Звук в наушниках четкий, громкий, я даже слышу, как потрескивают кубики льда в стаканах, а кофейный автомат, тот вообще урчит такими басами, каких от симфонического оркестра не услышишь. Паук, хоть ему и не впервой, напряжен не меньше моего, ожидая какой-нибудь накладки, однако все идет без сучка без задоринки: ничего не взрывается, не плавится и не испускает дух в последний момент, ни одна из систем не выходит из строя.
Вот только мы уже некоторое время прослушиваем гостиную в апартаментах для гостей, а там никто до сих пор не проронил ни слова. Фон звуковой есть, а больше — ничего. Да, кто-то вздохнул, кто-то что-то буркнул, но никаких разговоров. Стук, чих, скрип. Потом, в отдалении, неразборчивое бормотание. Но чье? Кому на ухо? Определить невозможно. А нет голоса — нечего и подслушивать. Неужто от красноречия Мвангазы у них языки отнялись?
Я даже дыхание затаил. Вижу, что и Паук тоже. Сам-то я мысленно лежу тихо как мышка в постели Ханны, притворяясь, что меня там нет, пока ее подруга Грейс стучит в дверь, удивляясь, отчего это Ханна не явилась на спортплощадку, где та ее учит играть в теннис, а Ханна, которая ненавидит врать, симулирует головную боль.
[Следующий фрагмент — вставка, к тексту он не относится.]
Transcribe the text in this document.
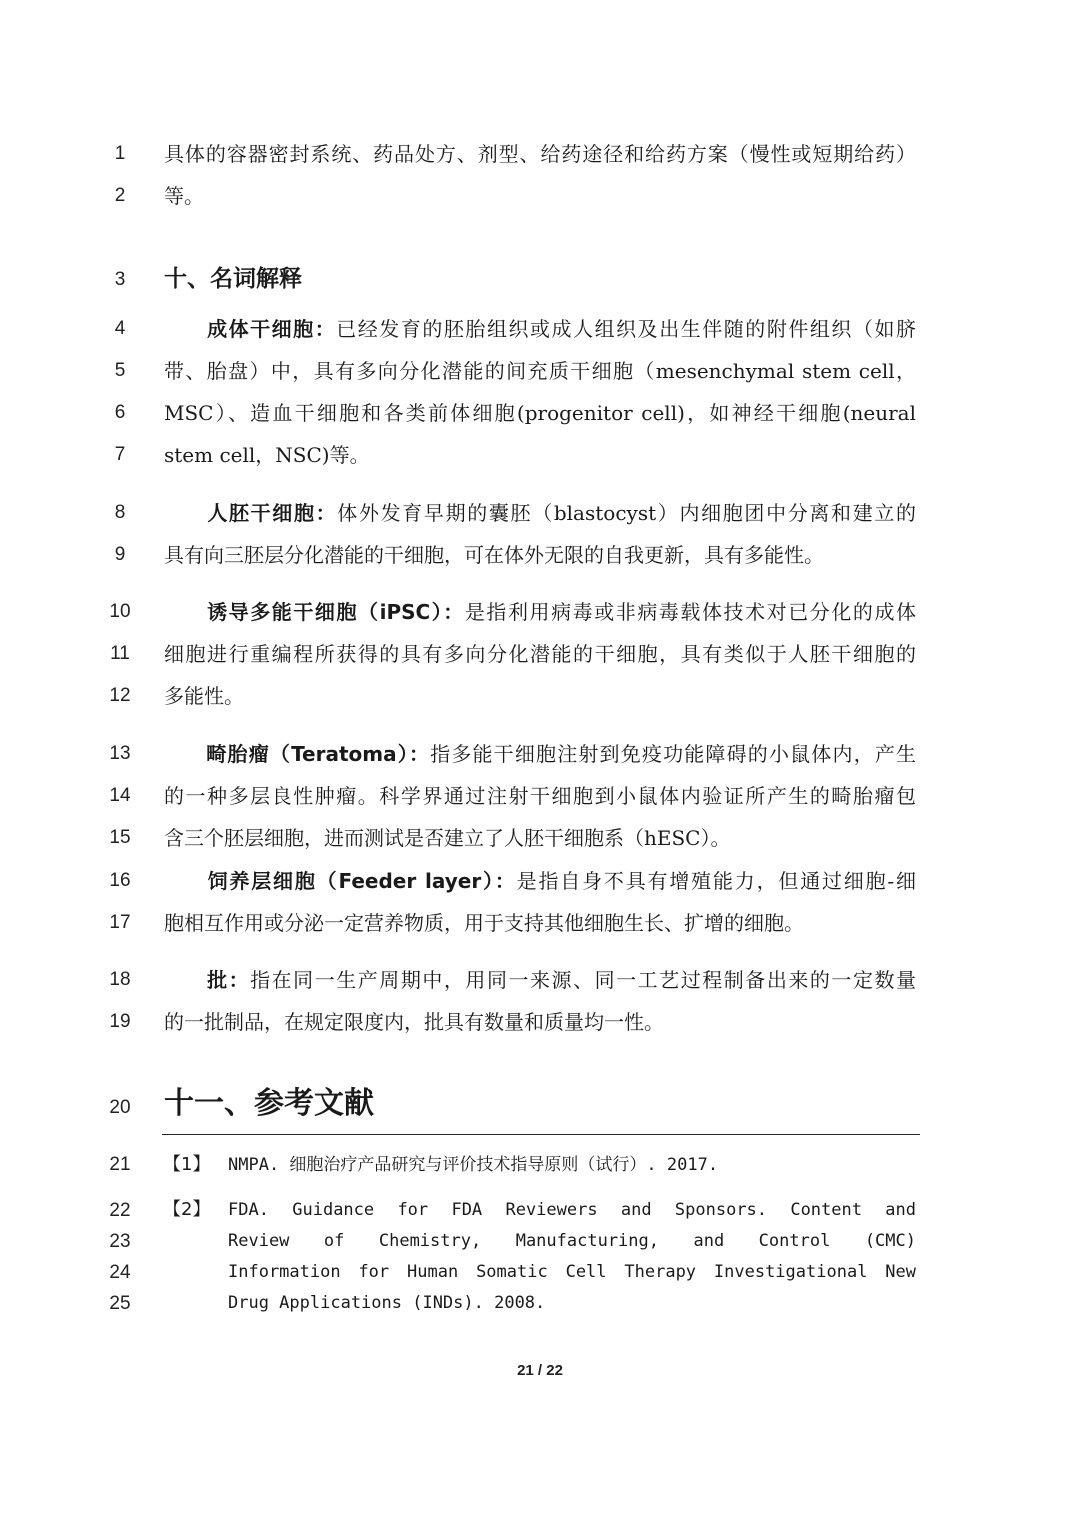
1
2
3
4
5
6
7
8
9
10
11
12
13
14
15
16
17
18
19
20
21
22
23
24
25
具体的容器密封系统、药品处方、剂型、给药途径和给药方案（慢性或短期给药）
等。
十、名词解释
　　成体干细胞：已经发育的胚胎组织或成人组织及出生伴随的附件组织（如脐
带、胎盘）中，具有多向分化潜能的间充质干细胞（mesenchymal stem cell，
MSC）、造血干细胞和各类前体细胞(progenitor cell)，如神经干细胞(neural
stem cell，NSC)等。
　　人胚干细胞：体外发育早期的囊胚（blastocyst）内细胞团中分离和建立的
具有向三胚层分化潜能的干细胞，可在体外无限的自我更新，具有多能性。
　　诱导多能干细胞（iPSC）：是指利用病毒或非病毒载体技术对已分化的成体
细胞进行重编程所获得的具有多向分化潜能的干细胞，具有类似于人胚干细胞的
多能性。
　　畸胎瘤（Teratoma）：指多能干细胞注射到免疫功能障碍的小鼠体内，产生
的一种多层良性肿瘤。科学界通过注射干细胞到小鼠体内验证所产生的畸胎瘤包
含三个胚层细胞，进而测试是否建立了人胚干细胞系（hESC）。
　　饲养层细胞（Feeder layer）：是指自身不具有增殖能力，但通过细胞-细
胞相互作用或分泌一定营养物质，用于支持其他细胞生长、扩增的细胞。
　　批：指在同一生产周期中，用同一来源、同一工艺过程制备出来的一定数量
的一批制品，在规定限度内，批具有数量和质量均一性。
十一、参考文献
【1】 NMPA. 细胞治疗产品研究与评价技术指导原则（试行）. 2017.
【2】 FDA. Guidance for FDA Reviewers and Sponsors. Content and
Review of Chemistry, Manufacturing, and Control (CMC)
Information for Human Somatic Cell Therapy Investigational New
Drug Applications (INDs). 2008.
21 / 22
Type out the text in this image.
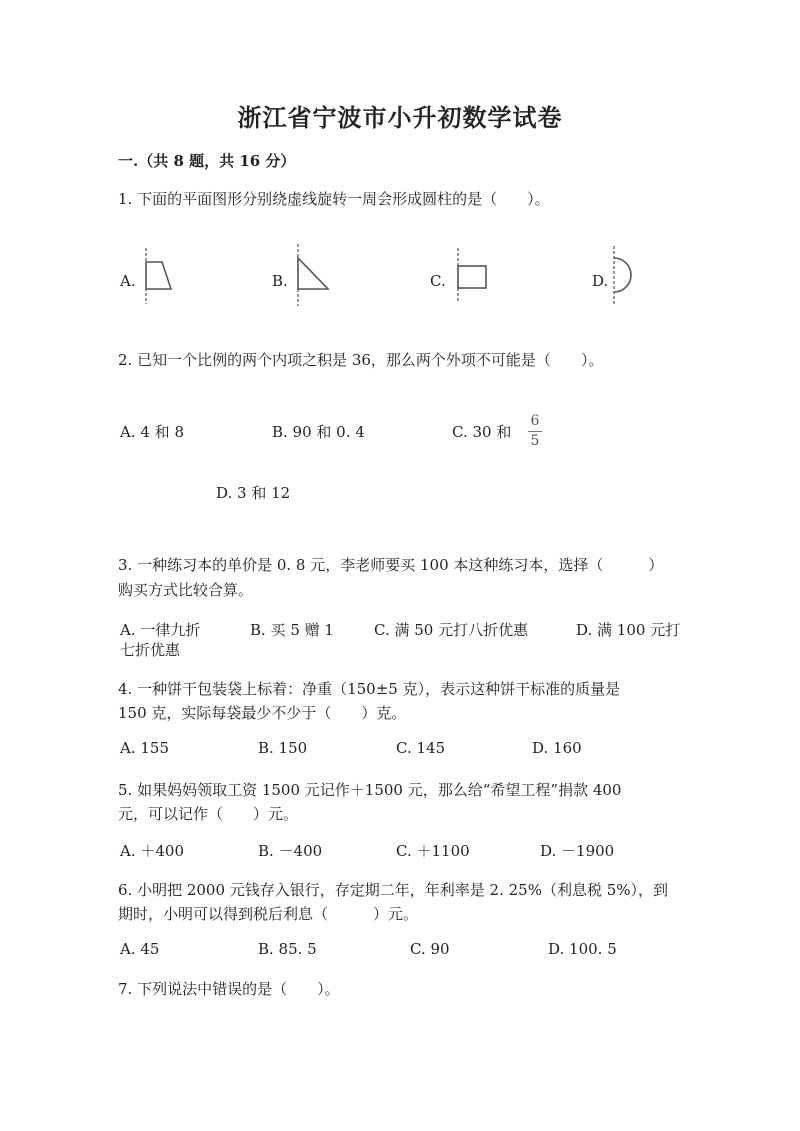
浙江省宁波市小升初数学试卷
一.（共 8 题，共 16 分）
1. 下面的平面图形分别绕虚线旋转一周会形成圆柱的是（　　）。
A.	B.	C.	D.
2. 已知一个比例的两个内项之积是 36，那么两个外项不可能是（　　）。
A. 4 和 8	B. 90 和 0. 4	C. 30 和
6
5
D. 3 和 12
3. 一种练习本的单价是 0. 8 元，李老师要买 100 本这种练习本，选择（　　　）
购买方式比较合算。
A. 一律九折	B. 买 5 赠 1	C. 满 50 元打八折优惠	D. 满 100 元打
七折优惠
4. 一种饼干包装袋上标着：净重（150±5 克），表示这种饼干标准的质量是
150 克，实际每袋最少不少于（　　）克。
A. 155	B. 150	C. 145	D. 160
5. 如果妈妈领取工资 1500 元记作＋1500 元，那么给“希望工程”捐款 400
元，可以记作（　　）元。
A. ＋400	B. －400	C. ＋1100	D. －1900
6. 小明把 2000 元钱存入银行，存定期二年，年利率是 2. 25%（利息税 5%），到
期时，小明可以得到税后利息（　　　）元。
A. 45	B. 85. 5	C. 90	D. 100. 5
7. 下列说法中错误的是（　　）。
Может, они там молятся, Сэм?
Но кому, Брайан?
Сэм, наверное, не очень понимает, что такое Африка, ведь ответ лежит на поверхности: христианскому Богу, точнее, своим о Нем представлениям. Баньямуленге, столь любезные сердцу моего дорогого отца, знамениты, например, тем, что постоянно общаются с богом: либо напрямую, либо через своих жрецов. Не сомневаюсь, что Дьедонне молится в любой момент, едва ощутит в этом потребность. А вот маи-маи обращаются к богу лишь с одной целью — чтобы защитил в бою, так что Франко, пожалуй, станет раздумывать об одном: где тут выгода? Тем более что шаман наверняка обмазал его соком из толченых листьев дерева теке, чтобы воин вобрал в себя всю силу дерева. Кому молится Хадж, трудно сказать. Может быть, Люку, своему хворающему отцу.